In a matrimonial action in which the parties were divorced by judgment dated April 24, 2002, the defendant appeals, as limited by her brief, from so much of an order of the Supreme Court, Kings County (Sunshine, J.), dated January 13, 2006, as, upon a decision of the same court dated December 6, 2005, made after a hearing, granted that branch of the plaintiffs motion which was to modify the judgment of divorce by awarding physical custody of the parties’ infant child to him.
Ordered that on the Court’s own motion, the notice of appeal from the decision is deemed a premature notice of appeal from the order (see CPLR 5520 [c]); and it is further,
Ordered that the order is affirmed insofar as appealed from, with costs.
The record in this case, reached after a full evidentiary hearing, provides a sound and substantial basis for the Supreme Court’s determination (see Eschbach v Esehbach, 56 NY2d 167, 173-174 [1982]; Matter of Bowe v Robinson, 23 AD3d 555, 556 [2005]; Matter of Lynch v Acey, 281 AD2d 483 [2001]).
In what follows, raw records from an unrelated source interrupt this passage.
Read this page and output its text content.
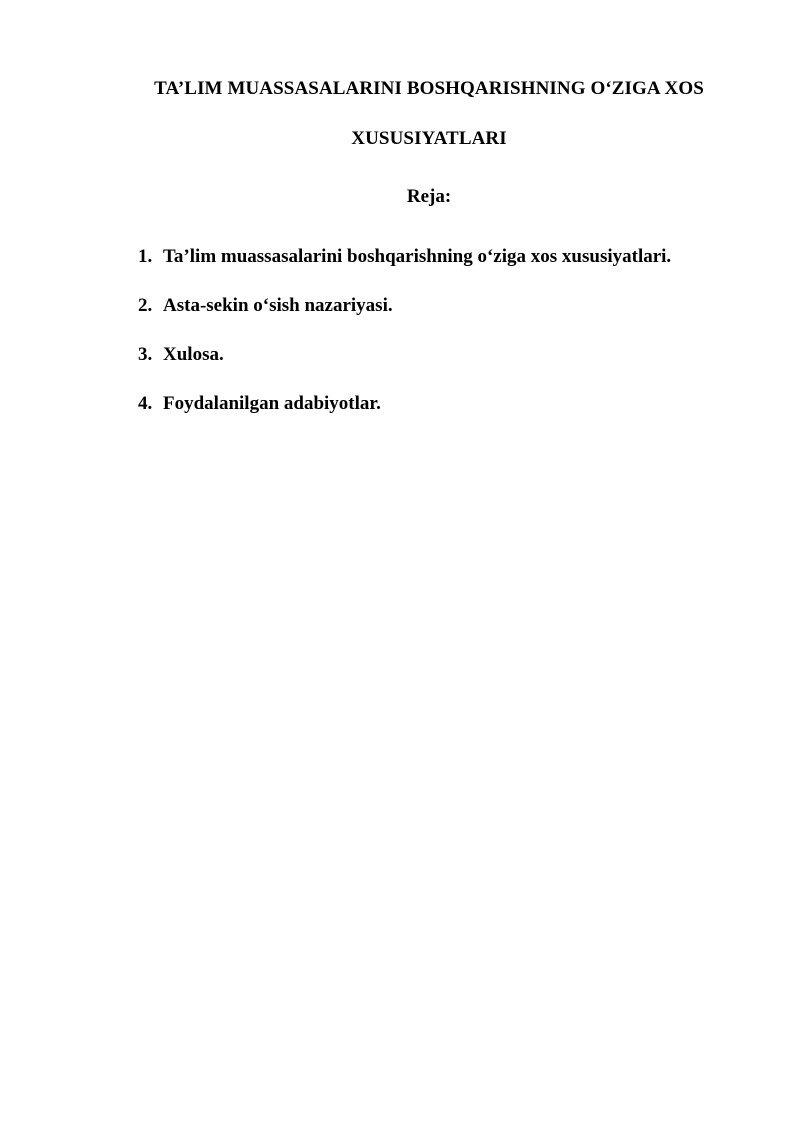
TA’LIM MUASSASALARINI BOSHQARISHNING O‘ZIGA XOS
XUSUSIYATLARI
Reja:
1. Ta’lim muassasalarini boshqarishning o‘ziga xos xususiyatlari.
2. Asta-sekin o‘sish nazariyasi.
3. Xulosa.
4. Foydalanilgan adabiyotlar.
Although both parties appear to be loving and capable parents, the defendant mother failed to meet her burden of establishing, by a *817preponderance of the evidence, that the best interests of the child warranted relocating him to Norway from New York (see Matter of Tropea v Tropea, 87 NY2d 727, 740-741 [1996]; Matter of Belbol v Stevenson, 23 AD3d 555 [2005]).
Further, the plaintiff father established that the totality of the circumstances warranted modifying the judgment of divorce to the extent of awarding him physical custody of the child (see Eschbach v Eschbach, supra at 174; cf. Matter of Bowe v Robinson, supra at 556-557). Crane, J.P., Skelos, Covello and Dickerson, JJ., concur.